The Calgary-based media company says it will hike its payout to investors between five to 10 per cent over the next two years.
In light of the results, Shaw now expects its free cash flow in 2013 to range from $590 to $600 million.
“As we enter the final quarter of 2013 we are seeing continued positive momentum across our divisions with ongoing revenue growth and overall management of promotional activity and costs," said chief executive officer Brad Shaw in a statement.
In the past fiscal quarter ending in May, Shaw's revenue rose four per cent to $1.33 billion, compared to the mean analyst consensus of $1.30 billion.

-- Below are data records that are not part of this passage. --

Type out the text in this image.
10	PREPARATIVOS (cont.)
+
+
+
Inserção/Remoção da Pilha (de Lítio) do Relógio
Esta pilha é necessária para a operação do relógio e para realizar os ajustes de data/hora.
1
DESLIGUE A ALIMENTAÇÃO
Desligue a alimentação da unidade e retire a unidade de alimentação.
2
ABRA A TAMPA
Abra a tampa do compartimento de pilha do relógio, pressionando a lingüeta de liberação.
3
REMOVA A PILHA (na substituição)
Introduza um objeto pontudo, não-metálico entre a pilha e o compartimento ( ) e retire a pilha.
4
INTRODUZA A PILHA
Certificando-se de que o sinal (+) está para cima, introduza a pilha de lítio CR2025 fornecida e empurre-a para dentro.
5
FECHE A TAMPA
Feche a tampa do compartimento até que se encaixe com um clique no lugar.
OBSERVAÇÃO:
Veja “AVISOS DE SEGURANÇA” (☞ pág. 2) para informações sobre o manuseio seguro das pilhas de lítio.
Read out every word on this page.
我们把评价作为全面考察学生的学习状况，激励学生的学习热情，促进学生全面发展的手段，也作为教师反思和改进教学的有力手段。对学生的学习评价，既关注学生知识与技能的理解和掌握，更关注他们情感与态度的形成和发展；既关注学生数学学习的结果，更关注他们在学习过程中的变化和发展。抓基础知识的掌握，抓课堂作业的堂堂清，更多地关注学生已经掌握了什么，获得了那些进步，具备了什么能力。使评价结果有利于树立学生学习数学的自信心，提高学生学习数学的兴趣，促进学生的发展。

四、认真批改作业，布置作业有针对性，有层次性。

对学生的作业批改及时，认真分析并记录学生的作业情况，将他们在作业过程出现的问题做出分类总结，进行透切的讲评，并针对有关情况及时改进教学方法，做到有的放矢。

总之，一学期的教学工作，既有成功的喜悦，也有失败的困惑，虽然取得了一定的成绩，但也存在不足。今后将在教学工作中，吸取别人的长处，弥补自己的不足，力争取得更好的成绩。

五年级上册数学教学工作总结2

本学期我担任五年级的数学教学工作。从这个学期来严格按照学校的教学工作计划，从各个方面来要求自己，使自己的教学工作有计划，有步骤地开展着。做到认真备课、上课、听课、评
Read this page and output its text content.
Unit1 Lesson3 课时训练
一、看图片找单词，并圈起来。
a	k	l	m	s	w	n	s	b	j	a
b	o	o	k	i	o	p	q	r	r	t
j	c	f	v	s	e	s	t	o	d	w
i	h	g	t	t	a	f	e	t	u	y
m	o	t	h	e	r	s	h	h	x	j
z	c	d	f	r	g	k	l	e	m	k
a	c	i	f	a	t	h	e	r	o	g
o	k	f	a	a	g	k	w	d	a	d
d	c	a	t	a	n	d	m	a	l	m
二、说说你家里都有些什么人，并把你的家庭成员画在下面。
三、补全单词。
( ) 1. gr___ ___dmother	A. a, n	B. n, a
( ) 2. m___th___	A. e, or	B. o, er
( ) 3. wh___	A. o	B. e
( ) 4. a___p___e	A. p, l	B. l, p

Shaw's net income rose slightly to $250 million or $0.52 per share, compared to $248 million or $0.53 per share for the same period last year, beating analyst expectations by seven pennies.
Shaw reported free cash flow of $138 million versus $203 million for the same prior-year period.
Revenue in Shaw's largest segment, cable, grew four per cent to $825 million, while its satellite revenue rose 3.3 per cent to $218 million and media division sales grew four per cent to $307 million.
The regulator says BCE's (TSE:BCE) Bell must sell off 10 radio stations and 11 television channels. Shaw did not mention whether it had any interest in purchasing those assets when they become available.
Amongst the television assets that Bell must divest are The Family Channel, Cartoon Network, Teletoon and Disney XD.
Shaw rose 69 cents to $24.63 as of 9:40 pm ET.